Потупив взор, Маргарита с дощечкой в руках прошла мимо головорезов самого жуткого вида. Не поднимая глаз на Эорика, она перелезла через скамью и села рядом с ним за стол. Мужчина с перебитой переносицей сказал «привец» и более не пытался с ней заговорить. Другой ее сосед, вчерашний полуголый здоровяк, нынче надел кафтан, но по-прежнему глуповато улыбался, широко разводя рот, отчего его голова с низким лбом и массивной нижней челюстью, становилась похожей на грушу. Девушка дрожащими руками принялась чистить яйцо, замечая, что за ее действиями все вокруг внимательно следят, и начала краснеть. Так кушать было невозможно, поэтому Маргарита положила очищенное яйцо на дощечку и стала выжидать, пока назойливый интерес к ней стихнет. Постепенно разговоры и смешки возобновились – тогда она стала отщеплять куски от лепешки и сыра. Наконец Геррата принесла сладкий напиток в глиняной чашке, и завтрак уже не показался пресным, вот только после того, как она один раз надкусила яйцо, на нее снова уставились лодэтчане.

«Больше не буду здесь кушать яйца, – решила Маргарита, замечая вожделение в глазах тех, кто сидел напротив нее. – Что они себе рисуют, не хочется и думать! Прощай орензская трапеза – с яйца и до яблока».

Эорик несколько раз улыбнулся ей за то время, пока они сидели рядом. Он пытался ухаживать за дамой, как того требовала Культура: подвинул к девушке миску для скорлупы и отодвинул ее назад. Маргарита невольно разглядела этого мужчину и нашла его квадратное лицо приятным, однако лохматой и неровной стрижкой он напоминал Гюса Аразака. Одевался Эорик не как сильванин и не как варвар: сегодня на нем были серые узкие штаны и хорошо скроенный камзол из светло-серого сукна без каких-либо украшений, кроме глубокого треугольного выреза спереди, соединенного шнурками с пуговицами. Белая рубашка, выглядывающая из выреза, казалась вполне чистой. Пил этот лодэтчанин из дорогой латунной чаши, клал пищу в рот с помощью изящного кинжала, а на его поясе поблескивали посеребренные ножны. Позднее Маргарита узнала, что здоровяка по ее левую руку звали Си́урт и он был единоутробным братом Эорика с разницей в тринадцать лет.

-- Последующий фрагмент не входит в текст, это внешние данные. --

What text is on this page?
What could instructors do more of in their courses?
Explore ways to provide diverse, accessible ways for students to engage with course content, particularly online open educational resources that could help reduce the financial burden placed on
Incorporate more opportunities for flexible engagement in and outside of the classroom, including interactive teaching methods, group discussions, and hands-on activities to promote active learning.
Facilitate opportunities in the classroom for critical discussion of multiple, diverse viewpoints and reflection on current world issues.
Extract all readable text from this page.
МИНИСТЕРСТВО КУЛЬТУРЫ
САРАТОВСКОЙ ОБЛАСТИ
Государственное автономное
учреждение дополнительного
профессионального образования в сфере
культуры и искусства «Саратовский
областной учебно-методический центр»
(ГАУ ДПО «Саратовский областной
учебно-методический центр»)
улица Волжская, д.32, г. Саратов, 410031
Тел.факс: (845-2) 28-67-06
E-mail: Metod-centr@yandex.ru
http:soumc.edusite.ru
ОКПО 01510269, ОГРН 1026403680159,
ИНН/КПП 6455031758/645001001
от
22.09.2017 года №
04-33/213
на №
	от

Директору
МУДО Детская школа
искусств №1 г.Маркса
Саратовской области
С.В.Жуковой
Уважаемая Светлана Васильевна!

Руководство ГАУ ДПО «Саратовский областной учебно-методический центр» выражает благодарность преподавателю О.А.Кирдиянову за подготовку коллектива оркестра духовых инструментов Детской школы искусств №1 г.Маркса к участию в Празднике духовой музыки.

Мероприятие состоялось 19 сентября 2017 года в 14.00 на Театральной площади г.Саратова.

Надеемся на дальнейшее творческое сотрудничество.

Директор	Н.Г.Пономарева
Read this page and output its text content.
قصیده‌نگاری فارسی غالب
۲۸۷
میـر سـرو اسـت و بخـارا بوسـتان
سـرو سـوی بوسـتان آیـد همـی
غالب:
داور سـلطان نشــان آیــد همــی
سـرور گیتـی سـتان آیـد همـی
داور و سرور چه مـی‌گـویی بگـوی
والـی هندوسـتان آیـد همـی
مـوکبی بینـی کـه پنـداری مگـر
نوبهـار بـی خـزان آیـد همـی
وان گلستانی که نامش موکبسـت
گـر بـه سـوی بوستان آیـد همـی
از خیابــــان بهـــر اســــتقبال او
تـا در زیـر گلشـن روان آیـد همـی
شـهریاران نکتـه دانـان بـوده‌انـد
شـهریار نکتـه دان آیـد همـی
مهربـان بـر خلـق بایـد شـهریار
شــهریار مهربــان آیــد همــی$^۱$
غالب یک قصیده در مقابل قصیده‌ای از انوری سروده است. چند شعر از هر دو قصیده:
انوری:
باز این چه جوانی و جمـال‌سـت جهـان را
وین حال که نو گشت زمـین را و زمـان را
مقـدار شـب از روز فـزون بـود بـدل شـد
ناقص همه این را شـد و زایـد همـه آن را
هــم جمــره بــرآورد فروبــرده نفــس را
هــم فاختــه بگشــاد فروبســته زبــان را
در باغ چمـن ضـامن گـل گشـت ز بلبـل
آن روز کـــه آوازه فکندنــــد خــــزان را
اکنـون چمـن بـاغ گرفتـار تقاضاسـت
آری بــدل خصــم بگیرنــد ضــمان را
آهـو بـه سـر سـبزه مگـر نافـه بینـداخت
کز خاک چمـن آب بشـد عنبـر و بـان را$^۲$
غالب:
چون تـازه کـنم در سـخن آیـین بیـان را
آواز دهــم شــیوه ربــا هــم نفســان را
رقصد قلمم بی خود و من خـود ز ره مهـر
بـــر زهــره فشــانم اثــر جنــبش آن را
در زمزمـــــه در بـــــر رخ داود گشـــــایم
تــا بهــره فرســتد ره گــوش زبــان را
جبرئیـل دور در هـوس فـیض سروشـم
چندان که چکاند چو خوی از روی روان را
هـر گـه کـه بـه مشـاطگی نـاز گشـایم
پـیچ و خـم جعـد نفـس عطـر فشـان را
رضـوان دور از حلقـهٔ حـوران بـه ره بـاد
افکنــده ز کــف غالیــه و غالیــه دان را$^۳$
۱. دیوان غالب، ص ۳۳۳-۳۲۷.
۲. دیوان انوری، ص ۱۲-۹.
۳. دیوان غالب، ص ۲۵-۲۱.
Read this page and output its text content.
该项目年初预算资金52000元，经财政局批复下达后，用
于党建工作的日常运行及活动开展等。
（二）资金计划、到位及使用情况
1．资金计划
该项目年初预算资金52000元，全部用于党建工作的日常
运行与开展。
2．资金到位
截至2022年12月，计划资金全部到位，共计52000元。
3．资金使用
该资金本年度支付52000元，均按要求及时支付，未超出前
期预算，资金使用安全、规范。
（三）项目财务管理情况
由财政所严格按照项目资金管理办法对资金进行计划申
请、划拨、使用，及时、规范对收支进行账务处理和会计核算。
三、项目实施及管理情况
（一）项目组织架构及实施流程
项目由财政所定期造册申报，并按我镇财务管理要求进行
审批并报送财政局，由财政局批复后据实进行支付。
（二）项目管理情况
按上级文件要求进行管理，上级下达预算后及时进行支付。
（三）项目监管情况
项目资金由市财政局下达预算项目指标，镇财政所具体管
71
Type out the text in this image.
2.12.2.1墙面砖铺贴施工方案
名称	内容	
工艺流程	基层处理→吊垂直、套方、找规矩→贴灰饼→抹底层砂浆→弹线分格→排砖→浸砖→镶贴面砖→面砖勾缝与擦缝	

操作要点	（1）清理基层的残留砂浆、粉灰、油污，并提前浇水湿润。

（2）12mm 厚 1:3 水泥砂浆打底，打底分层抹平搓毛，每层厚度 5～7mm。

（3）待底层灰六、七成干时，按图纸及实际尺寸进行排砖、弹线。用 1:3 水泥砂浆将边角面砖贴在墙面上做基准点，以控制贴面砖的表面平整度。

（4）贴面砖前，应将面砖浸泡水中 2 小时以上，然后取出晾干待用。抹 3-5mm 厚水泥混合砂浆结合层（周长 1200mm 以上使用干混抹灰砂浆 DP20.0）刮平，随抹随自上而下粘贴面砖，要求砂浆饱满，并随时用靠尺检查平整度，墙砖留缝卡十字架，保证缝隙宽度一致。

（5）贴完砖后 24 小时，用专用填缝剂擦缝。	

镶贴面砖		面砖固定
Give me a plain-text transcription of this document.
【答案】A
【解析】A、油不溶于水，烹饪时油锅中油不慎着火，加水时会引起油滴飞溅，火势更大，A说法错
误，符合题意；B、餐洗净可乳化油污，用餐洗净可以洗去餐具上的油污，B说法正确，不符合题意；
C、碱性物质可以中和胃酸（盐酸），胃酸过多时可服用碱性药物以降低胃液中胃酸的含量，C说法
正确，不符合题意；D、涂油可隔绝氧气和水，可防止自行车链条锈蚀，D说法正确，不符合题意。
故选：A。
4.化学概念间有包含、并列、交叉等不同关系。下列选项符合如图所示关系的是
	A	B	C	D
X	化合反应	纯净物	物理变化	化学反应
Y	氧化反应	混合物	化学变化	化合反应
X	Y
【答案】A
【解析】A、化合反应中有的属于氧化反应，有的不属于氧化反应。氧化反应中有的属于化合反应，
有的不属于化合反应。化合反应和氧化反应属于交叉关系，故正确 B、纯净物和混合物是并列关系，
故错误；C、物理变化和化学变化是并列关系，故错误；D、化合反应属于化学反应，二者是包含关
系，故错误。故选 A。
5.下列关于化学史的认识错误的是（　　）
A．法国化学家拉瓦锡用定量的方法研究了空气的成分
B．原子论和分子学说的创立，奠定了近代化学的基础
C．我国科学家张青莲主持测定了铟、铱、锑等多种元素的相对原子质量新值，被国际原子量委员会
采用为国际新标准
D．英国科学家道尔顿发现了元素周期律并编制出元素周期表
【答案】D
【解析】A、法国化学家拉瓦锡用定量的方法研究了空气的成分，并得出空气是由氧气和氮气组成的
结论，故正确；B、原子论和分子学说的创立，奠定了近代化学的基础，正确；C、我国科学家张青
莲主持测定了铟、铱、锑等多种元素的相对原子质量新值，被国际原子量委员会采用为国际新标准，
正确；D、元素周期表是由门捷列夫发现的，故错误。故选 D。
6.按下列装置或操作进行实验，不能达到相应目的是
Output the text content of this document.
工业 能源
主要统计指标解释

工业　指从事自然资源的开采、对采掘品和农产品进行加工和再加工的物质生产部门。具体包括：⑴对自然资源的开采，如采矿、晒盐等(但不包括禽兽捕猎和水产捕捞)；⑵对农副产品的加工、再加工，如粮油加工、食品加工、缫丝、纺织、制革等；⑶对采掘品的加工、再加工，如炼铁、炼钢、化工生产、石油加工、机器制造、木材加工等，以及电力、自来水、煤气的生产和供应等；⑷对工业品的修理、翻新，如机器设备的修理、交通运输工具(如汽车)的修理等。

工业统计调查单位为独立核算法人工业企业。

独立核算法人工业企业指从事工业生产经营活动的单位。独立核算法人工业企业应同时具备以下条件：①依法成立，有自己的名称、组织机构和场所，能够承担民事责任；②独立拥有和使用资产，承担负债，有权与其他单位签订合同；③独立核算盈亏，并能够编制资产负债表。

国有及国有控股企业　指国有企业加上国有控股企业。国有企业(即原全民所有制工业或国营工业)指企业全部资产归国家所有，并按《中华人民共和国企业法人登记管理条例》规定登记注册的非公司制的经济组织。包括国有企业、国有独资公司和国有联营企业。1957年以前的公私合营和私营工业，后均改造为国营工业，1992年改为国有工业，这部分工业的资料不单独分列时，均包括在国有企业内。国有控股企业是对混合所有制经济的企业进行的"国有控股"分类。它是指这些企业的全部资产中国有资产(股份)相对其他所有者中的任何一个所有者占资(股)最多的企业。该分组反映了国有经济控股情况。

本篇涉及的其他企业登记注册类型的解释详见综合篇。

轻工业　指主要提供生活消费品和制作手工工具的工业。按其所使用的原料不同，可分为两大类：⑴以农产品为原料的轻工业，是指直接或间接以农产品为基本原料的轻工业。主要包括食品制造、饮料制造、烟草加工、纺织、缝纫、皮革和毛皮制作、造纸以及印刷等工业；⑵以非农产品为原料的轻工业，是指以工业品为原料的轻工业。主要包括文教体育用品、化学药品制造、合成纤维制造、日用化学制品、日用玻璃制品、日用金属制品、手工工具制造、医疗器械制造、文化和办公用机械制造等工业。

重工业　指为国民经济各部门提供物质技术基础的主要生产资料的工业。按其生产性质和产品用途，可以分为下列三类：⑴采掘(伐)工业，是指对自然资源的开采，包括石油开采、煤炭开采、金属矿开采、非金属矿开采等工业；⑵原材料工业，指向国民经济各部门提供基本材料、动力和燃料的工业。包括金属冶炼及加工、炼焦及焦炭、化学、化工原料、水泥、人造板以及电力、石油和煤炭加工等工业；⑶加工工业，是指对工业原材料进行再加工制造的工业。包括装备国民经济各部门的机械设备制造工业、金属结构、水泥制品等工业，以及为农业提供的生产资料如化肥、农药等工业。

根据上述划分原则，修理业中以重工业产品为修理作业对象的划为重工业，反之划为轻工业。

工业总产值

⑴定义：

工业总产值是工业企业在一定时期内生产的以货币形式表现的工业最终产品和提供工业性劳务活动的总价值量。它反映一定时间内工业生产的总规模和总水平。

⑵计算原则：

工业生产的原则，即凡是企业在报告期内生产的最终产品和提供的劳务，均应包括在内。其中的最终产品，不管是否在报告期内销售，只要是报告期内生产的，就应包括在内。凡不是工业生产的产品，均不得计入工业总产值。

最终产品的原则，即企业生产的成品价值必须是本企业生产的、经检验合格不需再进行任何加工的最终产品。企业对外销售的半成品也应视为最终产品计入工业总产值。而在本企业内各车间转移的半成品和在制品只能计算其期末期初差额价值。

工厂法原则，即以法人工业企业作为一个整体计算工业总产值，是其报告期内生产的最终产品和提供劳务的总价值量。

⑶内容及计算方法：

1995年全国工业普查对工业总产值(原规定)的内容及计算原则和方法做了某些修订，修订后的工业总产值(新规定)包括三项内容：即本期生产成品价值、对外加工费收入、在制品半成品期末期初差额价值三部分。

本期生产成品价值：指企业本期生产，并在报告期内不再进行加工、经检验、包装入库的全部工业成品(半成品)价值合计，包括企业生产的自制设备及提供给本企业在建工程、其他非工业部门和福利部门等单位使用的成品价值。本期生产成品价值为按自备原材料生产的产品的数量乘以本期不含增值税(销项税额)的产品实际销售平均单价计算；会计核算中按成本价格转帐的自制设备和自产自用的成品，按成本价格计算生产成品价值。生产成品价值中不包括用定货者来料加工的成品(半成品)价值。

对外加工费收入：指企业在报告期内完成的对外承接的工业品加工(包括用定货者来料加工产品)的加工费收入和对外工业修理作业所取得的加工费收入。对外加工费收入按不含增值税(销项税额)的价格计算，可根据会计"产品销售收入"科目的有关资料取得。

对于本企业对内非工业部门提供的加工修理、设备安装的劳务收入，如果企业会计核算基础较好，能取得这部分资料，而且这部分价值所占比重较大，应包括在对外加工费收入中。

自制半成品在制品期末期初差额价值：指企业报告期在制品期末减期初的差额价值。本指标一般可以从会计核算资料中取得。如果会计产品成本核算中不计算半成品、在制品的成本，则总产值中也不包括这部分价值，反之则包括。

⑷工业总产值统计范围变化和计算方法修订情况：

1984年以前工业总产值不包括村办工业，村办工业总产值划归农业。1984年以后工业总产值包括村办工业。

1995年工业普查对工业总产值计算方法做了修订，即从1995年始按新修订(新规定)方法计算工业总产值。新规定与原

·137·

Скушав лепешку и сыр, Маргарита хотела выйти из-за стола, но спрашивала себя: будет ли правильно просто встать и уйти? Не разозлит ли она невежливостью присутствующих? Тем более таких присутствующих, которых ей даже чуть-чуть не хотелось злить.

– Мне надо в кухню, – сказала она улыбающемуся Эорику. – Простите, я вашего языка совсем не знаю. Это не по правилам Культуры: уходить из-за стола, когда другие трапезничают, но я пойду, а то меня ждут. Хорошо? Спасибо… Любезно благодарю за всё… Я пойду, хорошо?

– Пзжалузца, – с трудом ответил Эорик, будто произнесение слов причиняло боль его горлу, и стал шире улыбаться.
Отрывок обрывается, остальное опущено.